Perlunya Pola yang Jelas dalam Pemilihan Cabang Olahraga yang dipertandingkan di PON
Persoalan ini sudah mengundang kajian dari Kemenpora. Pemerintah mendorong KONI untuk mengkaji ulang pemilihan cabang yang dipertandingkan. "Ke depan kami harus melakukan perbaikan event, termasuk PON. Paling gampang mengacu terhadap jumlah cabang olahraga yang dipertandingkan di Asian Games maupun Olimpiade," kata Djoko Pekik Irianto, Deputi Peningkatan Prestasi Kemenpora. (TopSkor.co.id)
Sayangnya, hal ini hanya bisa dimungkinkan dilaksanakan di PON XX di Papua nanti karena waktu yang terkesan pendek untuk mencari pola yang tepat demi mewujudkan PON sebagai ajang yang menjunjung prestasi dan berorientasi jelas dalam pembinaan atlit olahraga.

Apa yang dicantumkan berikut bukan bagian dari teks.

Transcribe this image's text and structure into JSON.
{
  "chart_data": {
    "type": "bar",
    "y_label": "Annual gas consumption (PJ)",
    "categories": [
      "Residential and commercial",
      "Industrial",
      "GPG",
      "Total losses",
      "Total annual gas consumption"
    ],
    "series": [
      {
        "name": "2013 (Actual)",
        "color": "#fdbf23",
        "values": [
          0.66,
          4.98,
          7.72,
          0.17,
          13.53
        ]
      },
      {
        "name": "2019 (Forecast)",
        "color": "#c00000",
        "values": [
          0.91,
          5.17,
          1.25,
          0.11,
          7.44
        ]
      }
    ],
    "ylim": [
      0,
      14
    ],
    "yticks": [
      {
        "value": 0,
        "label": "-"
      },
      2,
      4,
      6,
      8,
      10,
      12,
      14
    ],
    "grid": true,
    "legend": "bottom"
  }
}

Cabang olahraga Non-olimpiade juga membela diri bahwa walaupun tidak dipertandingkan di Olimpiade namun keanggotaan mereka secara Internasional sudah diakui. Bahkan, mereka difasilitasi untuk ikut pertandingan bertaraf internasional seperti Asian Beach Games maupun Kejuaraan Bela Diri Internasional. ”Oleh karena itu kita membutuhkan pola yang tepat untuk memfasilitasi ini” jelas Djoko merespon pembelaan itu.
Selain itu menurut pengamat olahraga Fritz Simanjuntak, KONI harus membenahi keanggotaannya terlebih dahulu.”KONI kesulitan karena anggotanya terlalu banyak. Sehingga bingung mau memfasilitasi yang mana” jelas Fritz.
Persoalan-persoalan ini seharusnya dievaluasi segera sesudah PON XIX berlangsung. Kemenpora dan KONI harus bekerja cepat untuk mewujudkan Pola yang tepat karena sehabis PON Jabar, PON Papua sudah menanti.
Kita berharap agar solusi untuk persoalan ini dapat dicapai sehingga tidak menjadi salah satu sumber masalah di dalam pelaksanaan PON nantinya. Sayang sekali jika PON yang sudah menghabiskan dana yang besar ini dinilai sebagai ajang yang tidak berorientasi jelas untuk menghasilkan atlit yang dapat berprestasi di ajang besar seperti Sea Games, Asian Games maupun Olimpiade.
Maju Terus Olahraga Indonesia !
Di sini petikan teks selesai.